Aspettava il ritorno di quella persona di cui si era innamorato giorno
dopo giorno.
Jun
invece sembrava il più normale fra tutti. Continuava le sue
solite attività, i suoi studi, i suoi allenamenti speciali,
le chiacchierate con chi veniva da lui per sapere notizie di
Tsubasa…sembrava essersi ripreso e non aveva parlato con
nessuno di quanto accaduto fra lui e l’ex giocatore. Con
nessuno tranne colui che in un modo un po’ strano,
l’aveva consolato ed aiutato. Quella volta in cuor suo aveva
sperato che nessuno lo vedesse in quelle condizioni, poi vedendo
proprio Kojiro arrivare, si era preparato allo scoppio e a cercare di
fermarlo dall’ammazzarlo, ma poi chissà cosa era
scattato nel moro, non aveva proprio reagito come si era
immaginato…e si era sentito sostenuto proprio da lui. Si era
accorto che in modo alquanto personale lo stava consolando
perché solo la sua vicinanza lo aveva subito fatto sentir
meglio. Jun faceva perfette analisi su sé stesso e sugli
altri: su di sé sapeva di essere forte, DOVERLO essere, di
sembrare una persona un po’ snob e distinta, calma e sempre
perfettamente in sé ed in forze. Su Kojiro vedeva invece una
vera e propria tigre, un forza autentico inesauribile, un fuoco ed una
passione per ogni cosa che mai si spegneva, l’aveva spesso
invidiato per quegli impulsi che seguiva, per le esplosioni e per la
vita che mostrava. Quando era stato accanto a lui e poi
l’aveva baciato era stato sorpreso in un primo momento ma poi
si era sentito invaso di quell’essenza che lo caratterizzava
ed aveva quasi sperato che non se ne andasse. Aveva capito in un
momento la natura dei suoi sentimenti, di quelli di Kojiro, del
rapporto che si era instaurato in quella situazione così
strana e anche dei motivi per il quale accadeva tutto quello.
Solo
che Jun aveva autocontrollo, Kojiro invece no. Questo fu determinante.
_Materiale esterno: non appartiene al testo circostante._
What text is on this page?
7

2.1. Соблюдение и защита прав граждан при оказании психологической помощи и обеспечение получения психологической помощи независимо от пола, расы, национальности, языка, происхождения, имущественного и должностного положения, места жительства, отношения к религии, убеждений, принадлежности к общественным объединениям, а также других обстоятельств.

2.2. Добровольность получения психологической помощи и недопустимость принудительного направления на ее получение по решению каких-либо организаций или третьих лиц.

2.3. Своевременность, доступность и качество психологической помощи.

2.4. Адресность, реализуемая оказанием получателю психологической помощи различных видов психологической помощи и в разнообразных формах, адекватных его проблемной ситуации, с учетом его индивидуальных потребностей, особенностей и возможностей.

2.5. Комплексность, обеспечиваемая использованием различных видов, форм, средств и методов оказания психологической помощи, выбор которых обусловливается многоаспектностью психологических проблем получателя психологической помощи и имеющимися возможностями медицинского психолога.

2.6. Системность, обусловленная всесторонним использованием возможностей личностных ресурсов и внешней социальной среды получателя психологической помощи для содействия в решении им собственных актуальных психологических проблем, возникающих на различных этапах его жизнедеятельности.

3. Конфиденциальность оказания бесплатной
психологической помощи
Perciò Jun capì subito tutto e riuscì
a gestire la cosa al contrario dell’altro.
Era
consapevole che si erano potuti scoprire e avvicinarsi così
solo perché erano stati profondamente cambiati da un
avvenimento shockante come quello.
Così
tutto quello che potevano fare tutti era aspettare.
Che
qualcosa cambiasse, che qualcuno di determinante risolvesse la cosa,
che la forza tornasse per poterli rimettere alla carica.
L’unico
che però nell’attesa non poteva stare solo e
semplicemente fermo e tranquillo era proprio Kojiro.
Dopo
il bacio con Jun aveva promesso di far fuoco e fiamme per Tsubasa, ma
poi non aveva più trovato lucidità, coraggio,
forza e senso…ma solo un enorme caos!
Con
la confusione più assoluta non si riconosceva
più, non capiva le priorità, che gli accadesse,
che volesse o dovesse fare…e per reazione aveva deciso di
tenersi il più occupato possibile e sfogarsi nello stesso
tempo, per cui era finito quasi 24 ore su 24 su un campo da calcio
deserto a calciare pallonate contro una rete sfondata e quindi su un
muro ormai crepato!
Era
tipico suo agire senza pensare e poi trovarsi a dover rimediare dopo
senza però sapere come fare, autodistruggendosi per questo,
era proprio da lui. Così finiva per fare l’unica
cosa che lo faceva stare meglio, lo faceva rilassare e riflettere senza
farlo sentire un imbecille: il calcio!
Così
ora era là sotto quel sole che gli illuminava la pelle
imperlata di sudore che cadeva dalla sua pelle abbronzata, i capelli
lunghi fino alle spalle erano selvaggiamente lasciati a se stessi fino
ad arrivare anche sul volto, dove un espressione aggressiva e
minacciosa vi era dipinta, rendendolo solo più affascinante,
complice anche quel fisico che si ritrovava.
Si
vedevano le vene del collo e delle tempie gonfie pulsare, i muscoli di
tutto il corpo tesi ed evidenziati e solo un ringhio di rabbia prima
dei tiri, seguiti da un forte botto, il pallone che finiva contro il
muro di cemento, ormai sgretolato.
Lui
ce la metteva tutta per non cacciarsi in quelle situazioni in cui da
solo non arrivava a cavare un ragno dal buco, ma non ci riusciva mai a
starne lontano. Li vedeva solo come guai, anche Jun in quel momento lo
era, lui e qualunque cosa fosse quella che l’aveva spinto a
baciarlo, forse solo propria debolezza per averlo visto così
triste, per averlo visto
piangere…per…bè, rimuginare non gli
faceva bene, l’aveva fatto fino a quel momento e
c’era anche Tsubasa che aspettava di essere pestato da lui,
quella testa di cavolo che insultava a destra e a manca…non
ne poteva più, pensava fossero tutti impazziti e lui per
primo.
Se
non si trattava di calcio finiva che non sapeva mai come muoversi!
Sperò
nell’aiuto di qualcuno di competente con cui potersi
confidare pur sentendosi stupido a raccontare che…che aveva
baciato Misugi.
Arrossì
pensandoci e con violenza crescente tirò un nuovo calcio.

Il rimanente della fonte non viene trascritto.